Authors should strongly consider one of the following methods to package the software components of their artifacts (though the Replication Packages committee is open to other reasonable formats as well):
  • A VM (Virtualbox/VMWare) image containing software application already setup in the intended run-time environment (e.g., Mobile phone emulator, Real time OS). This is the preferred option: It avoids installation and compatibility problems, and provides the best guarantees for reproducibility of the results by the committee. Authors using Linux might find the CDE tool useful for automatically creating a VM image from existing software without needing to manually re-install all dependencies within a VM.
  • A binary installable package. We invite the authors to use CDE (Linux) or MSI Installer (Windows) to package the binary application.
  • A live instance running on the Web.
  • A detailed screencast of the tool along with the results, especially if one of the following special cases applies:
    • the application needs proprietary/commercial software that is not easily available or cannot be distributed to the committee;
    • the application requires significant computation resources (e.g., > 24 hours of execution time to produce the results);
  • An installation or update repository for the tool (e.g., Eclipse update site or a Debian APT repository). However, we urge the authors to test their repository on standard environments to avoid installation problems by the committee members.
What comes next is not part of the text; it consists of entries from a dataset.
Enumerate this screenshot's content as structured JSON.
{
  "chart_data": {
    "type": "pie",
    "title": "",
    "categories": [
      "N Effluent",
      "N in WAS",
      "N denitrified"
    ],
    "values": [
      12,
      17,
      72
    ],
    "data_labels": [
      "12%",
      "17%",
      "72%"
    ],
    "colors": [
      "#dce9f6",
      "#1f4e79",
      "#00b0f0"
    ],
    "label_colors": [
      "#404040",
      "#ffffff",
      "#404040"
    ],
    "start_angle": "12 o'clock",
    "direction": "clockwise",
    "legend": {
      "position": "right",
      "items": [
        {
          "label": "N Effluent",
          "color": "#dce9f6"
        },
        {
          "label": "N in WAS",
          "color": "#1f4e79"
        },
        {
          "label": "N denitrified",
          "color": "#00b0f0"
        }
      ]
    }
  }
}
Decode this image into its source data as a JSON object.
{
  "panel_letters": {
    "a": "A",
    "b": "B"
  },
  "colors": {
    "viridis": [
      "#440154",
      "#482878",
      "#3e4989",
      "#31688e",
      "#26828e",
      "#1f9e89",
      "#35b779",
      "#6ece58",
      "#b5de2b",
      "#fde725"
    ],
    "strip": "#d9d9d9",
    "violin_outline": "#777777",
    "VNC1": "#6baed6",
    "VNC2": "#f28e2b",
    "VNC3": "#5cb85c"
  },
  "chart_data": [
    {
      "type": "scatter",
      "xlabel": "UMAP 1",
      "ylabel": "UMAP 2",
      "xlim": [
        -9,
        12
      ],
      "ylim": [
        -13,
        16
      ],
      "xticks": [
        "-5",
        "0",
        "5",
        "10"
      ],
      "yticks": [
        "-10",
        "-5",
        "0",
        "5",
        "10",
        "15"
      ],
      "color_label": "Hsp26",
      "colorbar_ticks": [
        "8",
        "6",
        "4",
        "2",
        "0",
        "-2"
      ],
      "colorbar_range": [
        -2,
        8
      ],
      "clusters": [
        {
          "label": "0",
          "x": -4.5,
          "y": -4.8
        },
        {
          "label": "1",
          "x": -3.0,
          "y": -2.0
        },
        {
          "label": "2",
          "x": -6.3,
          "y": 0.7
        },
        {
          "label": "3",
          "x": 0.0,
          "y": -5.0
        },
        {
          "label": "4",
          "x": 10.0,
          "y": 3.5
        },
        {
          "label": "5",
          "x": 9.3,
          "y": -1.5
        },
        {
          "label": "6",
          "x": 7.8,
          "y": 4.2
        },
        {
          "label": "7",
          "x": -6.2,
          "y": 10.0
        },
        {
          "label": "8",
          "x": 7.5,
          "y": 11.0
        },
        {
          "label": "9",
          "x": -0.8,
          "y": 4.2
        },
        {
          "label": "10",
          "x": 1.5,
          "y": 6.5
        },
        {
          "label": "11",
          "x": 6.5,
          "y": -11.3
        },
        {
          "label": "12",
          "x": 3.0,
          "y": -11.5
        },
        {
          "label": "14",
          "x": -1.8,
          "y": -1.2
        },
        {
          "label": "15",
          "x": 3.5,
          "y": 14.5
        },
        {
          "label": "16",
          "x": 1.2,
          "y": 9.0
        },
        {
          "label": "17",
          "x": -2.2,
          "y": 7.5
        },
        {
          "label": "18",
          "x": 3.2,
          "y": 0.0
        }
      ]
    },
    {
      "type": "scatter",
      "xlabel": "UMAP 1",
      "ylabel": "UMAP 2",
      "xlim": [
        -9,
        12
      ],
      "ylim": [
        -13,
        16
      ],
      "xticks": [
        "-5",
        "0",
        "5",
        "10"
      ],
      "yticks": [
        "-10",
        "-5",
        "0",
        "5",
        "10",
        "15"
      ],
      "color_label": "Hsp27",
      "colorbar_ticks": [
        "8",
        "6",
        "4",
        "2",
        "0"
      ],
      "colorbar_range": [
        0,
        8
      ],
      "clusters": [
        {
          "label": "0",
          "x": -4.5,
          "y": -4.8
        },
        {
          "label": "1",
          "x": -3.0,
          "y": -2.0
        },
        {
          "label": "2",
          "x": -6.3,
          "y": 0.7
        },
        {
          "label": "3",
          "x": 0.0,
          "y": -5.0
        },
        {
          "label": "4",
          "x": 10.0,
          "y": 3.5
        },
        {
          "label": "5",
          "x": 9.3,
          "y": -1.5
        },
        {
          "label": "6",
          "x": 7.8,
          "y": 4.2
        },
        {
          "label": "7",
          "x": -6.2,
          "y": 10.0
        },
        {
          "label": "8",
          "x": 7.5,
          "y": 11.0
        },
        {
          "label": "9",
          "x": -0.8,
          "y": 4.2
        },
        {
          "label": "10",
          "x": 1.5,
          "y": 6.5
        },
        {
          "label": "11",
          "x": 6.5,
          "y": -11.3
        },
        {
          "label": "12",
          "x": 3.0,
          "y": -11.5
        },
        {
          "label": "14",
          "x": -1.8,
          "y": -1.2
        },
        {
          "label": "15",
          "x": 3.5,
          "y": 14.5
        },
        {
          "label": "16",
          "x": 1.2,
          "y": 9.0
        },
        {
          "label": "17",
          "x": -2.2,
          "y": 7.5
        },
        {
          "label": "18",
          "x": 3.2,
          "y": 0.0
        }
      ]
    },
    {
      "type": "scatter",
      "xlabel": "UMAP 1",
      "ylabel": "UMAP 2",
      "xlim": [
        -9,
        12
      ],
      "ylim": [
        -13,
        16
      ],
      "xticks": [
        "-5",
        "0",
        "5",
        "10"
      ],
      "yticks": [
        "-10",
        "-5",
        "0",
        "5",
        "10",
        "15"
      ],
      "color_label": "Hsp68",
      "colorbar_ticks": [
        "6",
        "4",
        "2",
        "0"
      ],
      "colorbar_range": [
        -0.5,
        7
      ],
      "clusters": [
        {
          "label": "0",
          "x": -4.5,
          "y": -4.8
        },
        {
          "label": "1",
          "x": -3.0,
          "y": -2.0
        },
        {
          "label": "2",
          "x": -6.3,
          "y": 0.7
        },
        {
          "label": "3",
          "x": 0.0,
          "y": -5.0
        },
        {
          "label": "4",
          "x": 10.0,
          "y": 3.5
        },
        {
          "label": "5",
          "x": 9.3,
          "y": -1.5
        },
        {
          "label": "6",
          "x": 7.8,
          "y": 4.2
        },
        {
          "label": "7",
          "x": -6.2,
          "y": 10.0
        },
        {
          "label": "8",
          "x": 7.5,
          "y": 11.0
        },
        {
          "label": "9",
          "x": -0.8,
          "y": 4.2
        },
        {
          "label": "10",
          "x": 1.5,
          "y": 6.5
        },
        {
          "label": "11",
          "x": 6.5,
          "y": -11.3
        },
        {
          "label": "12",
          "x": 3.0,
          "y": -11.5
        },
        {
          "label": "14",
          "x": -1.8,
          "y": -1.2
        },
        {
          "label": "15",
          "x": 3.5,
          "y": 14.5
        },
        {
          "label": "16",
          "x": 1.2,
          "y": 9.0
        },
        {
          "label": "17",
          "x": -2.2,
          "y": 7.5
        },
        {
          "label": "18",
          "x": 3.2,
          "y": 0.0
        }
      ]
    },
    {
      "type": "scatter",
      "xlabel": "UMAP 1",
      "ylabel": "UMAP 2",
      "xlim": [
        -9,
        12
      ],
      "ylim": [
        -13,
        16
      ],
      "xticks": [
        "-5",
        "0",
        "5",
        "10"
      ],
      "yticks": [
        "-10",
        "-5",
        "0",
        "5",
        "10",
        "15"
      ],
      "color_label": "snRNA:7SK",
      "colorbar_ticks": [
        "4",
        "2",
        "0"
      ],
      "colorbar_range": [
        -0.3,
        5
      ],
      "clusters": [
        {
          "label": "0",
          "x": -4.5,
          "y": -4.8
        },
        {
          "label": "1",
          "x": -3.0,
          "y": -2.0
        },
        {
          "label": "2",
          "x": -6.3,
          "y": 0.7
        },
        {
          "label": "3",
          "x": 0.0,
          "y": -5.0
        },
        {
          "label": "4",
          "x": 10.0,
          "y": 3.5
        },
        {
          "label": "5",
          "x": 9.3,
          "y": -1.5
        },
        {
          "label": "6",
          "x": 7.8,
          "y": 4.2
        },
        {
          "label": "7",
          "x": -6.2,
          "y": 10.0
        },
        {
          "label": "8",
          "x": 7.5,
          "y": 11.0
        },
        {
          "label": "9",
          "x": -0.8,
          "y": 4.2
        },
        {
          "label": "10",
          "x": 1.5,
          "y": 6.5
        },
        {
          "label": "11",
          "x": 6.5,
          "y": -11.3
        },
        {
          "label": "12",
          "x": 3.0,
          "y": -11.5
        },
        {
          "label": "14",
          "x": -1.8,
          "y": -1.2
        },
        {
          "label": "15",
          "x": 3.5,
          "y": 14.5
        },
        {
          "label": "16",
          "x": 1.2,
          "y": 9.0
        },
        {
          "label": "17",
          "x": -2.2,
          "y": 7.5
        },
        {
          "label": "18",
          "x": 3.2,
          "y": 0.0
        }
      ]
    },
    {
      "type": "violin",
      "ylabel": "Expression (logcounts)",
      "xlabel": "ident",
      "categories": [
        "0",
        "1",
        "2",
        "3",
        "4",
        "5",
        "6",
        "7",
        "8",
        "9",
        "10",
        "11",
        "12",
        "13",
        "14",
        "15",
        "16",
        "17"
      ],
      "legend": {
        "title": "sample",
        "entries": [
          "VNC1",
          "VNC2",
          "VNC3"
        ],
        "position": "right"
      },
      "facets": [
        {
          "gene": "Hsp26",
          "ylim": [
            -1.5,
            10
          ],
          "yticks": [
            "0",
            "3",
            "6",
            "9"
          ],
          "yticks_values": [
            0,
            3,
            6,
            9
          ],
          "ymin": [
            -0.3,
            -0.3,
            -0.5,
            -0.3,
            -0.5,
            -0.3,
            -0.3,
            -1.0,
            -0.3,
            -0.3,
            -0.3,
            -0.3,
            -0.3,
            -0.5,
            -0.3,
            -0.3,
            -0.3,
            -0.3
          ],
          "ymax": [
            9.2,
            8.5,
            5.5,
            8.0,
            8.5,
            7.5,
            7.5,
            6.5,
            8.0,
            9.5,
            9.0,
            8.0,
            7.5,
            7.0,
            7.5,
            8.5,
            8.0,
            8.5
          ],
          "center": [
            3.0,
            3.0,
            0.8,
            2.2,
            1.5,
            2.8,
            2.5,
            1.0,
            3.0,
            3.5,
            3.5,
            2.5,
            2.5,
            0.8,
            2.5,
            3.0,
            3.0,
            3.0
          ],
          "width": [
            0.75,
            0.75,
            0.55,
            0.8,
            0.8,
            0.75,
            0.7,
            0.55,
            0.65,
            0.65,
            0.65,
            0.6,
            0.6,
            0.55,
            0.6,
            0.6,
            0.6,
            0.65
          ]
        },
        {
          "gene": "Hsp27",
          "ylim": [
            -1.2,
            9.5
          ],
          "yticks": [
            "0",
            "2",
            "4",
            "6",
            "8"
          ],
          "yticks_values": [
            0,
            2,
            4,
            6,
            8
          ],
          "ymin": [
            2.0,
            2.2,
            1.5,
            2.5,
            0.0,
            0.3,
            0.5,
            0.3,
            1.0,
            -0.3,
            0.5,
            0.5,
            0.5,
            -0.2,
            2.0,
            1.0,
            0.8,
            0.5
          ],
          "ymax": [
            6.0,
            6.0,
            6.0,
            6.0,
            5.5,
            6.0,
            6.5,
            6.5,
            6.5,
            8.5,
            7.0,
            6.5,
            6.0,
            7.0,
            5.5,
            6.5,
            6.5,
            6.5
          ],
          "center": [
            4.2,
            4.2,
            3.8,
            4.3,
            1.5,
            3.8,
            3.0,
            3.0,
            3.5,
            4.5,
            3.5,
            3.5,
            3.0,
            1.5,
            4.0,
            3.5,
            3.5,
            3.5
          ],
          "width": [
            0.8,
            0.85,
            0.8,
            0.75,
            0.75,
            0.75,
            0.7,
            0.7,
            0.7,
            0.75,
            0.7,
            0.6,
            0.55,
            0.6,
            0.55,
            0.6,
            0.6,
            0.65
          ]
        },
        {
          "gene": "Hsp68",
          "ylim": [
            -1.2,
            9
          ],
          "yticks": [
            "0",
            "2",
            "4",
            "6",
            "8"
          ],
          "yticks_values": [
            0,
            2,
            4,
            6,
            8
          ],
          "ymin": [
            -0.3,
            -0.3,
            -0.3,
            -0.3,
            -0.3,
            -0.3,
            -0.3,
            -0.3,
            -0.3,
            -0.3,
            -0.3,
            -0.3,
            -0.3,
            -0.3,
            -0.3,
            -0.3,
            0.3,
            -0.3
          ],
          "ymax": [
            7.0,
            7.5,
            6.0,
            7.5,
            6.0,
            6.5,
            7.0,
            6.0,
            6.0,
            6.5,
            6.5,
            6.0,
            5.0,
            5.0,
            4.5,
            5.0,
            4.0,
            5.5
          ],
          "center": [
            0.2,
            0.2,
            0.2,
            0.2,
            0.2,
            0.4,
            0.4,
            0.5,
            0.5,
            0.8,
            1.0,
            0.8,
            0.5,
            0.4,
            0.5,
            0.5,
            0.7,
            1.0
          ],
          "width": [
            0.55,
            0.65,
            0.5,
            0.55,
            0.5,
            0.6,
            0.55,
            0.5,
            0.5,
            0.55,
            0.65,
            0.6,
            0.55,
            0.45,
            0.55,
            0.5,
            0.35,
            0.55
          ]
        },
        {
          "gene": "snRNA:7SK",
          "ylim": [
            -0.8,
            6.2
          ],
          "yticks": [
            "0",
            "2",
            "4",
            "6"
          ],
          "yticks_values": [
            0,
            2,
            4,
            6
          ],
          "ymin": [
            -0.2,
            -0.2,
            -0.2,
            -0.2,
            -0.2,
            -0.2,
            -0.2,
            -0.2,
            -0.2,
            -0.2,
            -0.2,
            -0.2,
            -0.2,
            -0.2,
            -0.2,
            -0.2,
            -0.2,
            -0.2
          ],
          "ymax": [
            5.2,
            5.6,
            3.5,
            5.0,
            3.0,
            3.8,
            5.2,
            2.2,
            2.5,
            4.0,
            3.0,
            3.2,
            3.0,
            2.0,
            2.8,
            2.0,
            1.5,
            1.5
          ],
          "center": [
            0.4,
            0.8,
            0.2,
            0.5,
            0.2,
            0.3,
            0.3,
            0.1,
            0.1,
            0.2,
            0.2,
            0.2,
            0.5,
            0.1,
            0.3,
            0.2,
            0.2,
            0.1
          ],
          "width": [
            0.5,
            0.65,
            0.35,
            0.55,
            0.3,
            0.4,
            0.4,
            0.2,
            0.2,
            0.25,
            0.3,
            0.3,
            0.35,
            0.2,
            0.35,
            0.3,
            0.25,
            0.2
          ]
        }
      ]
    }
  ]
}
In all cases, authors should make a genuine effort to not learn the identity of the reviewers. This may mean turning off “call home” features or analytics, or only using systems with high enough usage that Replication Packages accesses will not stand out. In all cases where tracing is unavoidable, the authors should warn the reviewers in advance so the reviewers can try to take adequate safeguards.


If one of the authors is a Replication Packages chair, you may not submit an artifact. You can, however, indicate in your paper that you were unable to submit an artifact due to the conflict-of-interest.

If you have a conflict-of-interest with anyone on the committee (including the two chairs), please indicate this in both the Web page and in your submitted abstract.